Adriana Loreto is optimistic. She considers that young Venezuelans have a much greater social conscience than the last two generations. "Despite the government's efforts to depress us, to establish a disastrous political and socio-economic practice, there are many people who reject these false values and want to continue betting on Venezuela. With respect to the country's recovery, I believe that we will not go through revenge and bill-passing", concludes Loreto. "People are not willing to do that, discounting that in some street protest emotions dominate rationality. But so far we have not had an opposition leader who wants to bring us to a bloody end. Venezuelans are peaceful, democratic and do not consider revenge as a value.".

The difficult cure for "facism

In 2006 I visited the south of Lake Maracaibo, one of the most fertile areas of the country. During those years, the socialist revolution distributed money to the people through the so-called missions. The landowners told me that it was impossible to hire pieceworkers to harvest the abundant harvest. They did not need to work. Chavez gave them everything. It was only necessary to register and go to receive the money on a weekly basis.

In 2010, Chávez promised the so-called Food Sovereignty. Meanwhile, he was expropriating the most efficient haciendas to hand them over to the people, that is to say, for the pillage and progressive destruction of the productive apparatus. The farms that were not expropriated were suffocated to death, because the State aspires to be the only one that gives bread to the people. This "facism" was permeating in very broad sectors of the people. It is the right to have the State give me everything. Electoral populism, designed and maintained for years.

Ruth Capriles, PhD in Political Science, professor and researcher at the Catholic University of Caracas, argues that we must go head-on against the "facism" that claims for itself a misunderstood solidarity: "If solidarity means being accomplices in shamelessness, no. I don't believe that solidarity is the way forward. I believe that the opposite is the most important thing: to create strong individuals, who do not need pity, compassion, and the solidarity of others to move forward. Obviously, solidarity is a very important human feeling that individually is very valuable, but at the collective level, I do not think that this is where we have to work, but quite the opposite. We have to put each one in front of his responsibility and remind him: 'you are alone in this world and you have to solve, it is you who builds your fortune and on you depends the daily food, and it is on you that depends the food of your children'. I would work more that way, honestly."assures Capriles.

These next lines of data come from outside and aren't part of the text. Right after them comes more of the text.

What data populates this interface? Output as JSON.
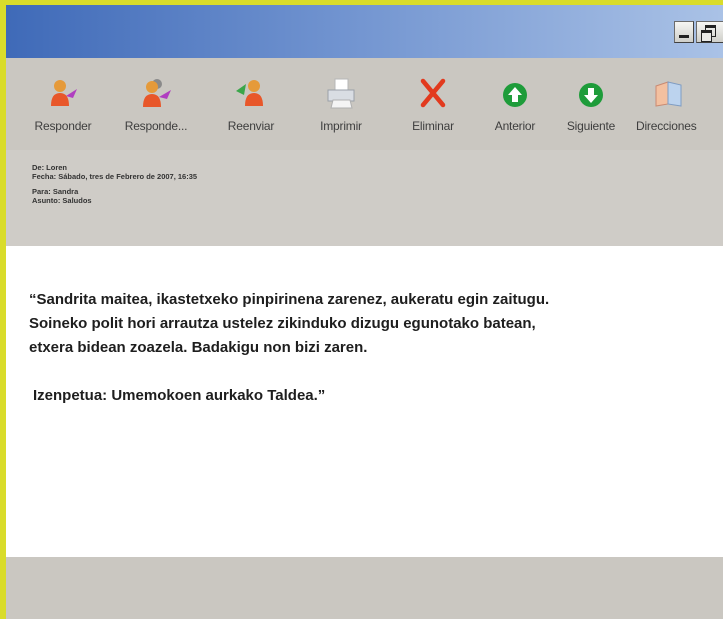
{
  "window": {
    "colors": {
      "titlebar_start": "#3f6ab8",
      "titlebar_end": "#aac2e6",
      "chrome": "#cac7c1",
      "frame_accent": "#d9dc2a"
    },
    "controls": {
      "minimize_icon": "minimize-icon",
      "restore_icon": "restore-icon"
    }
  },
  "toolbar": {
    "buttons": [
      {
        "label": "Responder",
        "icon": "reply-icon"
      },
      {
        "label": "Responde...",
        "icon": "reply-all-icon"
      },
      {
        "label": "Reenviar",
        "icon": "forward-icon"
      },
      {
        "label": "Imprimir",
        "icon": "printer-icon"
      },
      {
        "label": "Eliminar",
        "icon": "delete-icon"
      },
      {
        "label": "Anterior",
        "icon": "arrow-up-icon"
      },
      {
        "label": "Siguiente",
        "icon": "arrow-down-icon"
      },
      {
        "label": "Direcciones",
        "icon": "address-book-icon"
      }
    ]
  },
  "email": {
    "headers": {
      "from": "De: Loren",
      "date": "Fecha: Sábado, tres de Febrero de 2007, 16:35",
      "to": "Para: Sandra",
      "subject": "Asunto: Saludos"
    },
    "body": {
      "line1": "“Sandrita maitea, ikastetxeko pinpirinena zarenez, aukeratu egin zaitugu.",
      "line2": "Soineko polit hori arrautza ustelez zikinduko dizugu egunotako batean,",
      "line3": "etxera bidean zoazela. Badakigu non bizi zaren.",
      "signature": "Izenpetua: Umemokoen aurkako Taldea.”"
    }
  }
}
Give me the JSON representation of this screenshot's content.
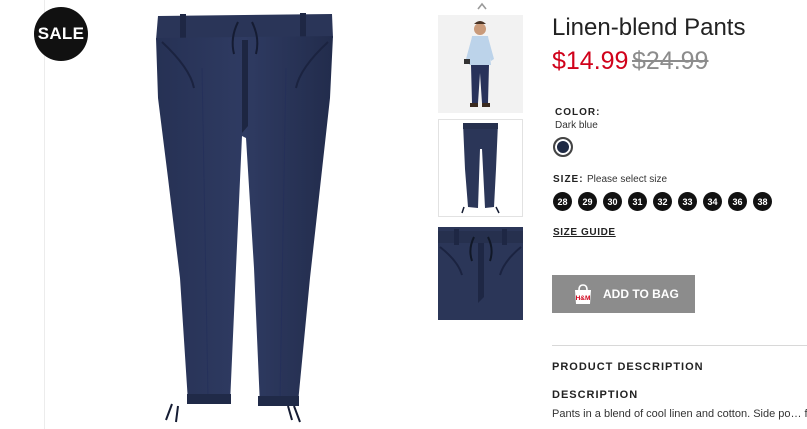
{
  "badge": {
    "label": "SALE"
  },
  "product": {
    "title": "Linen-blend Pants",
    "price_sale": "$14.99",
    "price_original": "$24.99"
  },
  "color": {
    "label": "COLOR:",
    "value": "Dark blue",
    "swatch_hex": "#1f2a44"
  },
  "size": {
    "label": "SIZE:",
    "hint": "Please select size",
    "options": [
      "28",
      "29",
      "30",
      "31",
      "32",
      "33",
      "34",
      "36",
      "38"
    ],
    "guide_label": "SIZE GUIDE"
  },
  "actions": {
    "add_to_bag": "ADD TO BAG",
    "bag_icon": "hm-shopping-bag-icon",
    "thumb_scroll_icon": "chevron-up-icon"
  },
  "description": {
    "section_title": "PRODUCT DESCRIPTION",
    "heading": "DESCRIPTION",
    "text": "Pants in a blend of cool linen and cotton. Side po… flap and button, and drawstring at waist and at h…"
  },
  "colors": {
    "sale_price": "#d0021b",
    "old_price": "#8c8c8c",
    "button_bg": "#8c8c8c",
    "badge_bg": "#111111"
  }
}
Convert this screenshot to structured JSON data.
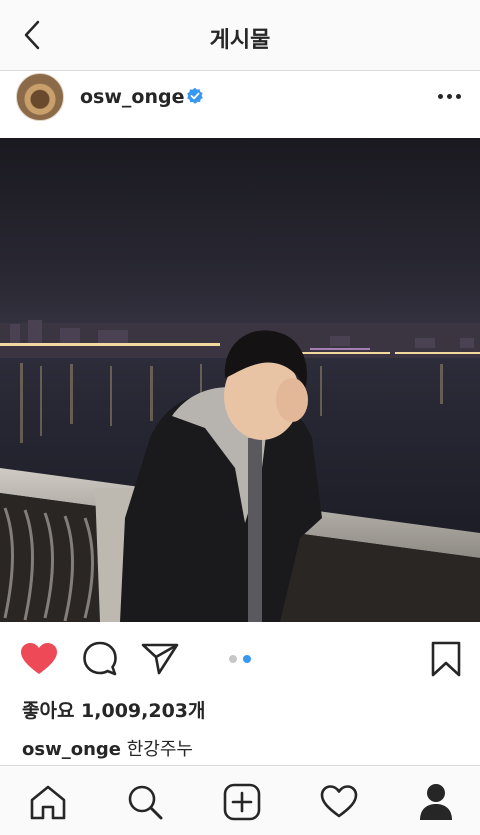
{
  "header": {
    "title": "게시물"
  },
  "post": {
    "username": "osw_onge",
    "verified": true,
    "likes_text": "좋아요 1,009,203개",
    "caption_user": "osw_onge",
    "caption_text": "한강주누",
    "carousel": {
      "count": 2,
      "active_index": 1
    },
    "liked": true
  },
  "icons": {
    "back": "chevron-left-icon",
    "verified": "verified-badge-icon",
    "more": "more-horizontal-icon",
    "like": "heart-filled-icon",
    "comment": "comment-bubble-icon",
    "share": "send-paper-plane-icon",
    "save": "bookmark-icon"
  },
  "tabs": [
    "home-icon",
    "search-icon",
    "new-post-icon",
    "activity-heart-icon",
    "profile-icon"
  ],
  "colors": {
    "like": "#ed4956",
    "verified": "#3897f0",
    "active_dot": "#3897f0",
    "inactive_dot": "#c7c7c7"
  }
}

It is a demanding but unavoidable approach. Despite the difficulties, Ruth Capriles is optimistic: "Perhaps the most wonderful thing, what keeps repeating itself during these twenty years, is the willingness of countless, very many people, who are serving the other and serving the country. They defend Venezuela and our values, and continue to do so in spite of all the difficulties we face. There are hundreds of civil society organizations that are upholding Venezuela's values. And as long as our values are maintained, there is a possibility of rescue".